Malcolm Starkey

Personal information
- Full name: Malcolm John Starkey
- Date of birth: 25 January 1936 (age 90)
- Place of birth: Bulwell, England
- Position: Inside forward; full back;

Team information
- Current team: Shrewsbury Town (president)

Senior career*
- Years: Team / Apps / (Gls)
- 1954–1959: Blackpool / 3 / (0)
- 1959–1963: Shrewsbury Town / 121 / (33)
- 1963–1967: Chester / 109 / (1)

= Malcolm Starkey =

English footballer

Malcolm Starkey (born 25 January 1936) is an English former professional footballer.
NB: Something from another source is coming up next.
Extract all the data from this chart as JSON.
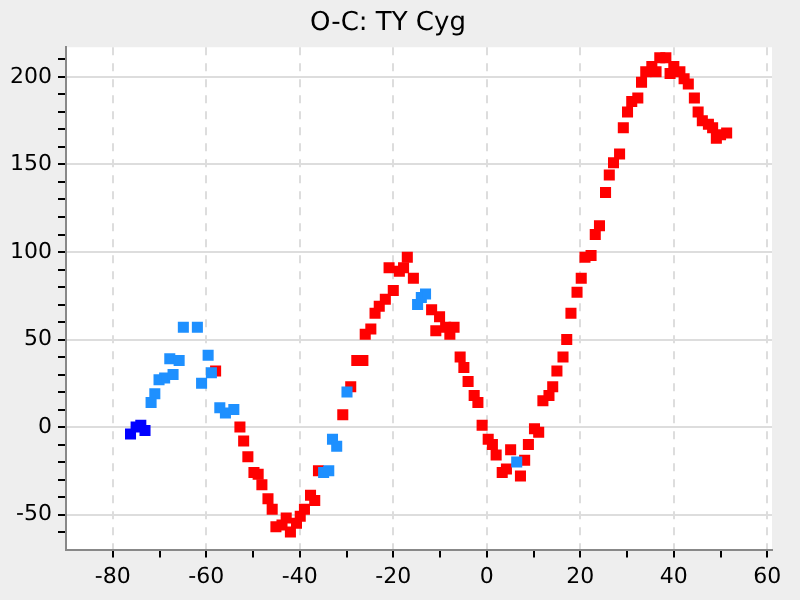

He played in The Football League with Blackpool, Shrewsbury Town and Chester and later worked as secretary at Shrewsbury.

==Playing career==
Starkey began his career at Blackpool as an inside forward, making three appearances before a move to Shrewsbury Town led to him playing regularly in attack alongside the prolific Arthur Rowley.

In April 1963, Starkey dropped into Football League Division Four with Chester, where he would soon be converted into a full back by new manager Peter Hauser. His spell at Chester would see him not miss a league game in 1964–65 but his career was to finish prematurely early in the 1966–67 season when he suffered a serious illness.

After retiring from playing, Starkey set up a sports shop in Shrewsbury with Dave Pountney and became a coach at his former club Shrewsbury Town. It was the start of a long stint with the club, which included long spells as both secretary and a director of the club. He was rewarded for his loyalty with a testimonial match between Shrewsbury and Aston Villa in May 2002.